Andrew O’Hehir of Salon recently picked up the phone for a conversation about life and death with German filmmaker Werner Herzog. The two discussed Herzog’s newest film, “Into the Abyss,” a nonjudgmental meditation on what it means to be human while awaiting the gallows in the shadow of horrific crimes. — ARK

Salon:

We learn a great deal about Jason Burkett’s family and background in the film, but very little about Michael Perry, beyond your interview with him.

Well, the reason was that he was executed eight days after my conversation with him. I had no chance to speak with him again. Unfortunately his father had just died, and his mother refused to appear on camera. Months after the execution I cautiously asked again, and she categorically declined. I did not want to bother her any further. You have to leave them in peace; you have to know when to push and when not to. So we did not have anyone from the family who could tell us about him.

He’s an enigma, which may serve the film in some ways.

Yes, but you also see a real human being. He seems completely oblivious to his situation. He tells me about a canoe excursion he took to the Everglades when he was 13. At the end he thanked me. He said, “Man, I didn’t sense that I was in a cage and I was gonna die in eight days. I was free like a child for an hour.” When he tells me about seeing alligators and monkeys in the Everglades, it’s as if he were not locked away in a tiny cage.

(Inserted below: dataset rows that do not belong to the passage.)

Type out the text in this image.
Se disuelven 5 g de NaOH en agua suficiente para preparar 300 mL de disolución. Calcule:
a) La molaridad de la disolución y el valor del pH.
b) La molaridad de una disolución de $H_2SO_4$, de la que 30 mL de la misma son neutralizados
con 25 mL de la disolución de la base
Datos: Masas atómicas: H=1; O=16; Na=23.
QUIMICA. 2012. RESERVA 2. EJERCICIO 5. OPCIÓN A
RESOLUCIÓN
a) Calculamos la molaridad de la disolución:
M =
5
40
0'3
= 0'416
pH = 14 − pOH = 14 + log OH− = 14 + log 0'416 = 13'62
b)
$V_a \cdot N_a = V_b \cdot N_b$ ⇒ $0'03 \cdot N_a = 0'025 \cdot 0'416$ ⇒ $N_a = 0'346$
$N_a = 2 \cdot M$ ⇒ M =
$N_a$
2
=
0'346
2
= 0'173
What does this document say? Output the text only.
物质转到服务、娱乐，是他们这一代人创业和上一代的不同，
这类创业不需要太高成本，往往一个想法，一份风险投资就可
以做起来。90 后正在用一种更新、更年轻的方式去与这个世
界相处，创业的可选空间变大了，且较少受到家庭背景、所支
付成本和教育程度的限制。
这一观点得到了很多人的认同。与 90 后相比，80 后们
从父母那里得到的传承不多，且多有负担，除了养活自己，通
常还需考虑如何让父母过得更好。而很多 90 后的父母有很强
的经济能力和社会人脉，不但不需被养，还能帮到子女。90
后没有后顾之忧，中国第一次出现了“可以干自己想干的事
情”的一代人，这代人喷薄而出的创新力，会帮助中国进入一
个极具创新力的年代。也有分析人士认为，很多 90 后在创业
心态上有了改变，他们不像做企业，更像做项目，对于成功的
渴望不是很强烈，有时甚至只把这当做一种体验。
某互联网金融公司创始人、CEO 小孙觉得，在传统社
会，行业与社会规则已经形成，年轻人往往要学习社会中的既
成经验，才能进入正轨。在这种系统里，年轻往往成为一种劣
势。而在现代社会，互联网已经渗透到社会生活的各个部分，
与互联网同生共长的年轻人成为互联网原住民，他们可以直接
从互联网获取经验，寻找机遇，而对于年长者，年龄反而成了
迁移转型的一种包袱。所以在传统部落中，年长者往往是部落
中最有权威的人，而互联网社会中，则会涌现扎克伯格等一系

I must say, however, that of all the men and one woman I have seen on death row, my instincts tell me he was the most dangerous of all of them.

That’s fascinating. Well, it’s very difficult to connect the person we see you speaking to — who seems like a kid, really — to the horrible crimes he apparently committed. Brutally murdering an old woman to steal her car. It’s incomprehensible.

Yeah. And of course I allow him, and allow everyone, to be a human being. It’s so easy to say, and I hear it all the time, “They are monsters. Just get rid of them.” No, the crimes are monstrous but the perpetrators are human. And they never lose the humanness that is in them.